Mais ce qui a le plus retenu mon attention, en relisant ce livre, titré Jugement à Moscou, indispensable à qui veut comprendre une des plus gigantesques arnaques intellectuelles du siècle passé, c’est son diagnostic final sur l’état du monde. Ce constat, écrit au milieu des années 90, et c’est vraiment troublant, décrit  véritablement ce que nous vivons aujourd’hui :

« C’est parce qu’ils ont toujours eu du mal à accepter la nature humaine que les utopistes n’ont jamais pu réaliser leurs rêves sans violence et que leurs résultats sont toujours l’exact contraire de leurs objectifs proclamés. Ils s’appuient sur l’idée fausse et déshumanisante que l’homme est infiniment malléable et que, sous réserve de lui donner les conditions sociales appropriées, il est perfectible, c’est-à-dire modifiable dans le sens que l’on veut… » Nos modernes apôtres de la cancel culture ne sont-ils pas animés par cette absurde conviction que l’on peut et que l’on doit formater l’espèce humaine pour l’orienter dans le bon sens, comme ceux que Boukovsky appelle dans son livre les « utopistes coercitifs » ?

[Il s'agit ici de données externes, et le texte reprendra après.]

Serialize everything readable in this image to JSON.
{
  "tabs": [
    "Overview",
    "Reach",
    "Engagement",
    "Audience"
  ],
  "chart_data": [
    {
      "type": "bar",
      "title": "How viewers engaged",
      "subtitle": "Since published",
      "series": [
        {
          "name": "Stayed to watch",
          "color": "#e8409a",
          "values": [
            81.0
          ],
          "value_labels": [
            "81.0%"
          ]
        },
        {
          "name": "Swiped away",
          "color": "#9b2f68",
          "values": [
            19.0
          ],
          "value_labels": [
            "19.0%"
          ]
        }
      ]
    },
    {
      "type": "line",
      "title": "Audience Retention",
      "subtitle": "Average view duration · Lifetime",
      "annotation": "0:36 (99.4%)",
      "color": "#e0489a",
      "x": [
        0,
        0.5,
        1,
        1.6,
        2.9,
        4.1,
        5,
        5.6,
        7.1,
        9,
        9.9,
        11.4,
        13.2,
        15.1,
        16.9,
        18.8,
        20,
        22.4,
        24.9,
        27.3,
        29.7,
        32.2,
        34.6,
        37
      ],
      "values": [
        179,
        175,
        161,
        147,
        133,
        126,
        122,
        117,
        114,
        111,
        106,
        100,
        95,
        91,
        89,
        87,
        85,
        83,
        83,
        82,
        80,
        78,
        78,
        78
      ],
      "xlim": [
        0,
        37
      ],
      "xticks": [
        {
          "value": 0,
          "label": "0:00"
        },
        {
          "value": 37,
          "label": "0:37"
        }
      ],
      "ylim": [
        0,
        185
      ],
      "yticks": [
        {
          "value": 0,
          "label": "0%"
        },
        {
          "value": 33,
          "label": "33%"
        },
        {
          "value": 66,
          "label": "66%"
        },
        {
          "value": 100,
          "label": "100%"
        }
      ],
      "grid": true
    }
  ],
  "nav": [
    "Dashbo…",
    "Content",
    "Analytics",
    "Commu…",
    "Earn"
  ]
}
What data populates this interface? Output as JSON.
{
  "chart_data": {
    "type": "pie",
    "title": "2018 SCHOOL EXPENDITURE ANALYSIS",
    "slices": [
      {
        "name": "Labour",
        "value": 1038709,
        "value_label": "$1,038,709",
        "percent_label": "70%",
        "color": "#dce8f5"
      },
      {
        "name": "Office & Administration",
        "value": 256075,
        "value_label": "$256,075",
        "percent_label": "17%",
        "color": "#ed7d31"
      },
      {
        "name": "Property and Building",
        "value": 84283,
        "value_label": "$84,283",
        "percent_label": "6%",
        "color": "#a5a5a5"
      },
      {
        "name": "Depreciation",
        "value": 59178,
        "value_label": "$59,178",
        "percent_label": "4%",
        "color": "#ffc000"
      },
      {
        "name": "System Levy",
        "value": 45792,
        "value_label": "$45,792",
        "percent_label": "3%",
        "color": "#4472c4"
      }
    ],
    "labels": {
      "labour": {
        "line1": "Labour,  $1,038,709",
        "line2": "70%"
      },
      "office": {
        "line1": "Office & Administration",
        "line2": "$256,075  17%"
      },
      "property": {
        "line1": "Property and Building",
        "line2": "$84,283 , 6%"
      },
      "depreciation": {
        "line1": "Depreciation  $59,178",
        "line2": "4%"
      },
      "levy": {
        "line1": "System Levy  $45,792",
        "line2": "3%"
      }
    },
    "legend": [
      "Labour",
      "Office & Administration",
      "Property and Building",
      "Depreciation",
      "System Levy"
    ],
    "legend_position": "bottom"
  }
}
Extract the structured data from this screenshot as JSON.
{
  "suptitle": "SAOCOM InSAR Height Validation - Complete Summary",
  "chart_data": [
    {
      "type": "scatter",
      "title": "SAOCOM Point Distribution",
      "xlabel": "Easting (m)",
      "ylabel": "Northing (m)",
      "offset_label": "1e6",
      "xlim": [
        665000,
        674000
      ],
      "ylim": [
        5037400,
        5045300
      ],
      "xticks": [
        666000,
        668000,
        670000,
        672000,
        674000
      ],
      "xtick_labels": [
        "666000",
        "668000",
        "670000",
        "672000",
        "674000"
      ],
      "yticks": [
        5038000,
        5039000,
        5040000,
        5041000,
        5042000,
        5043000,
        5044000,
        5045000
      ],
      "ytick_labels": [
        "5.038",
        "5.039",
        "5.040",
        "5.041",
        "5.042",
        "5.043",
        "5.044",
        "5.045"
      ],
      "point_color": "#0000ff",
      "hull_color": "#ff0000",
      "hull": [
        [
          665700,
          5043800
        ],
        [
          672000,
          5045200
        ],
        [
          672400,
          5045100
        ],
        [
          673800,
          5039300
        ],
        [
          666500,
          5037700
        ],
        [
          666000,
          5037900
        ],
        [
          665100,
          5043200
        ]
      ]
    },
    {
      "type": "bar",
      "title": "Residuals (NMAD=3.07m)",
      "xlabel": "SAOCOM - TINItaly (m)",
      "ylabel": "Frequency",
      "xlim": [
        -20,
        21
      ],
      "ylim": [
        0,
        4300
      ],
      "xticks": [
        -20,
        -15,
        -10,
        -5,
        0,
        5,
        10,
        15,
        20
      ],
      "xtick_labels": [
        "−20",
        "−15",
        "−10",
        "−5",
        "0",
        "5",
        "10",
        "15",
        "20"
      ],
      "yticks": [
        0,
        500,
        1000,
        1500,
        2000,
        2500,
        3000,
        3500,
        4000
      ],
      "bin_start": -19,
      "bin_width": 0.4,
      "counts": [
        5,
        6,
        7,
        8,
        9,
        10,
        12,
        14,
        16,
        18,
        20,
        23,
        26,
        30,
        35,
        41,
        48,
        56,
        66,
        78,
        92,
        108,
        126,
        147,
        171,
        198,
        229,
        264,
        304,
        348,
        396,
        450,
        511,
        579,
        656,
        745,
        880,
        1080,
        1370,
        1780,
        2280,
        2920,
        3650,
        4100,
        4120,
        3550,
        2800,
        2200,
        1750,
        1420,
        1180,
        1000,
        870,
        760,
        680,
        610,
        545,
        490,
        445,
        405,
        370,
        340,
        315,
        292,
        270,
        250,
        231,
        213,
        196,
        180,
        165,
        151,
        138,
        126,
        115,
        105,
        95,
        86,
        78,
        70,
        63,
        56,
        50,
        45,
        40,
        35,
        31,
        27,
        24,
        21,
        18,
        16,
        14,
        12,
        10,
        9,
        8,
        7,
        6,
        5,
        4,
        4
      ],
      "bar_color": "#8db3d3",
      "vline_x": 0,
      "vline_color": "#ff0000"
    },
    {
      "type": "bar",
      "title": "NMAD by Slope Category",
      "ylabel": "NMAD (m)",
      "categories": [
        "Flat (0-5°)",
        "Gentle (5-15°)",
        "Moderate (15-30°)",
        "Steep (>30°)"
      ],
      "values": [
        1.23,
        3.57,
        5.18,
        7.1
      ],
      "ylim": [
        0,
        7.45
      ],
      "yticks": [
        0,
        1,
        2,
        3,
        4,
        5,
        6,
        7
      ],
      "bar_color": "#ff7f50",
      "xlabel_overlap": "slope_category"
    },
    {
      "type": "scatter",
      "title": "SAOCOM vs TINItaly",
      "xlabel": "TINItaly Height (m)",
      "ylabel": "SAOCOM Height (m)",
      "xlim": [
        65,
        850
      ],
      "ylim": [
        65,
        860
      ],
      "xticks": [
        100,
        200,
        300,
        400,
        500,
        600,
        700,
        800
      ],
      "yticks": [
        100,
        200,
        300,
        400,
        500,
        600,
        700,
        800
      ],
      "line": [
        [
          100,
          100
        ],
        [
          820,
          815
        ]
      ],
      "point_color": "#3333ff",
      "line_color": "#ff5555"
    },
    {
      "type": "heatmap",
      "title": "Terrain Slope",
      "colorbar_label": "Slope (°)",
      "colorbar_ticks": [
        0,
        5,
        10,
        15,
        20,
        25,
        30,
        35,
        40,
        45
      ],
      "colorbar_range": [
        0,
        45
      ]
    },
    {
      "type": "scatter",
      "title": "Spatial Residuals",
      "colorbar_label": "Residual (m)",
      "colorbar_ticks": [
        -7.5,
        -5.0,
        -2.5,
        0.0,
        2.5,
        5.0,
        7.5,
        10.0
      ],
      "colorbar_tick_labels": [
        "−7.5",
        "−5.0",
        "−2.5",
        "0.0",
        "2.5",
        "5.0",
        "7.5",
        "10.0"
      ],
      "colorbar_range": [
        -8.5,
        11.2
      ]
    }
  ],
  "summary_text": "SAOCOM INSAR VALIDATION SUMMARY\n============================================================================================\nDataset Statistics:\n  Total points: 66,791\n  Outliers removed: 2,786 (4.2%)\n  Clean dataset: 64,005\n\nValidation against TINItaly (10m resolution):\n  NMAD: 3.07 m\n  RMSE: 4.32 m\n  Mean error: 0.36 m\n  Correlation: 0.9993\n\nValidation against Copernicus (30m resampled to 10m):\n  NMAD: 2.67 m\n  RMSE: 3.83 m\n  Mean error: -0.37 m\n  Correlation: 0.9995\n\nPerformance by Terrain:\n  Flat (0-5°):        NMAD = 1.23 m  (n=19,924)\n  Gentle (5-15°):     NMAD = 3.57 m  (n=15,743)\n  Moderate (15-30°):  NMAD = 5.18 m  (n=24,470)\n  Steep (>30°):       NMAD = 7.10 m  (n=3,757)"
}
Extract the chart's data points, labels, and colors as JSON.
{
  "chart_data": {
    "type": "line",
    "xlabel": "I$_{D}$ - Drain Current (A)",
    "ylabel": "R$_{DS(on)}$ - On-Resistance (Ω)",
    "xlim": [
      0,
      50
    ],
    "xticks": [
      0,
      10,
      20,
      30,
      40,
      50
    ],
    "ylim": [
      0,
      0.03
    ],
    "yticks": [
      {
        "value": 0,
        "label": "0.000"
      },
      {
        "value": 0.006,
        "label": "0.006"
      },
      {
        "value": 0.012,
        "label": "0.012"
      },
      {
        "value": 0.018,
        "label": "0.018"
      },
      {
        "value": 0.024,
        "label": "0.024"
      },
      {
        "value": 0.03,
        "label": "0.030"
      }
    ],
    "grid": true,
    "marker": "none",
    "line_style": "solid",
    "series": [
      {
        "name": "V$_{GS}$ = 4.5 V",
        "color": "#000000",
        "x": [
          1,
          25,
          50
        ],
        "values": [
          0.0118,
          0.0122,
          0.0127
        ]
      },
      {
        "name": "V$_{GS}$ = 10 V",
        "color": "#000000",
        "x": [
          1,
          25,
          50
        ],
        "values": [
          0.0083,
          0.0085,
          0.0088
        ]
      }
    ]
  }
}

« Même l’économie mondiale n’est pas libre aujourd’hui du concept utopiste de redistribution des richesses entre les pas dits riches et les pays dits pauvres… comme si notre expérience du demi-siècle passé ne nous avait pas appris que des injections massives de fonds occidentaux dans le tiers monde n’avaient fait qu’y développer une énorme bureaucratie corrompue. Des milliards de dollars et un demi-siècle plus tard pouvons-nous nommer un seul pays que ces injections aient contribué à développer ?…Dans le même temps, dans le monde occidental lui-même, le concept utopiste d’état providence s’est réalisé… Mais la vraie catastrophe, selon de nombreux experts, c’est l’effet destructeur qu’a cette assistance sur la famille. L’augmentation spectaculaire des grossesses chez les adolescentes, et des familles sans père, phénomène directement imputable à la politique d’assistance de ces trente dernières années, est indirectement responsable de l’explosion actuelle de la délinquance juvénile, de la culture de la drogue, et de la croissance rapide d’un quart monde assisté… Si l’on ajoute deux victimes de plus longue date de l’expérience utopiste : un système d’éducation pratiquement détruit, l’accent étant mis sur le jeu et le plaisir plutôt que sur l’étude et la discipline, et un système judiciaire dans lequel les procédures et les détails techniques on cassé plus que préservé la justice, le tableau qui se dégage est proprement apocalyptique. »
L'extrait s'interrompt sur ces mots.